Q: Since you, Dirk Cussler, preceded your dad’s creation of the fictional Dirk back in the late ’60s, it’s only fitting that you’re now giving Dirk 2 his marching orders. Was there ever a development in a Dirk Pitt novel from the years before you became involved in the writing that gave you pause?

DC: Your question touches on what may be Clive’s most controversial ending. In VALHALLA RISING, Pitt is confronted for the first time by the appearance of his twin grown children, Summer and Dirk Jr. Some fans refer to their emergence as a literary immaculate conception, as Pitt only had a brief contact with their mother in his first novel, PACIFIC VORTEX. Their entrance obviously created a new family dynamic in the series. I can't say if I would have done the same, but there is no question it has created a new trajectory for all the subsequent books in the series.

Q: Before you began writing fiction yourself, which novelists did you used to read for enjoyment? Do you have an all-time favorite?

DC: I loved the Travis McGee novels by John D. MacDonald when I was young. Tom Robbins, Donald Hamilton and Larry McMurtry were some other early favorites. If I had to pick one favorite author, though, it would probably be Alistair MacLean. He was a big influence on my father, and for good reason. He had a great sense of intrigue, and was maybe the first adventure writer to place many of his stories around the sea. I still go back and reread some of his early thrillers, and I think they hold up quite well.

Q: For many years, the Dirk Pitt series was the only one that Clive used to write. Then, around 20 years ago, the NUMA series with Kurt Austin appeared. Three additional series debuted over the following years. If you ever had the time (ha!), which of the other four Cussler series might you have a hankering to write, if only temporarily?

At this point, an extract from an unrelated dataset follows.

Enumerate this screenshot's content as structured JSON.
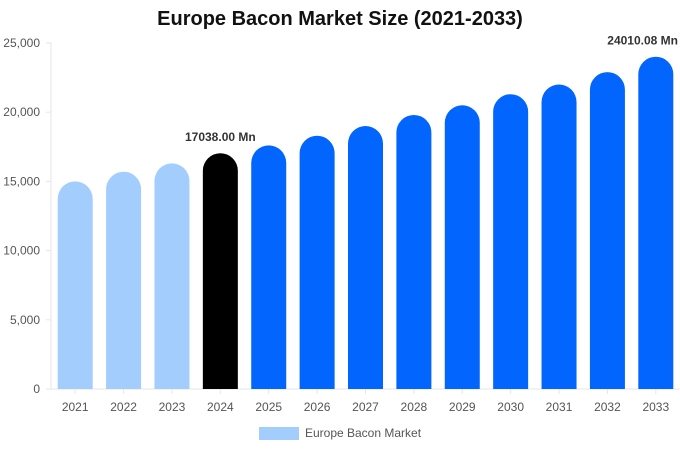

DC: Dirk Pitt does keep my plate full, but if I ventured into another series, it would definitely be the Isaac Bell books. I love the early-20th-century era in which the books take place. They require a great deal of historical research, which is part of the writing process that I love. And wouldn't it be nice to write about adventure characters not tethered to cell phones, computers and GPS tracking devices?

Q: Your dad was famously dissatisfied with the efforts of Hollywood to adapt his Pitt novels, in the form of the films Raise the Titanic and Sahara. But if a top director came calling one day, surrounded by prime talent, would you ever consider letting Dirk Pitt appear in another film or HBO-style miniseries?

DC: I think we'd all like to see the Dirk Pitt adventures on film. The trick is developing them in a quality manner that doesn't diminish the characters or the books. My father was right to be disappointed in the earlier film attempts, and that only raises the bar higher for future efforts. I'm hopeful we'll get there some day, but for now, I'm focused on making the books as entertaining as they can be.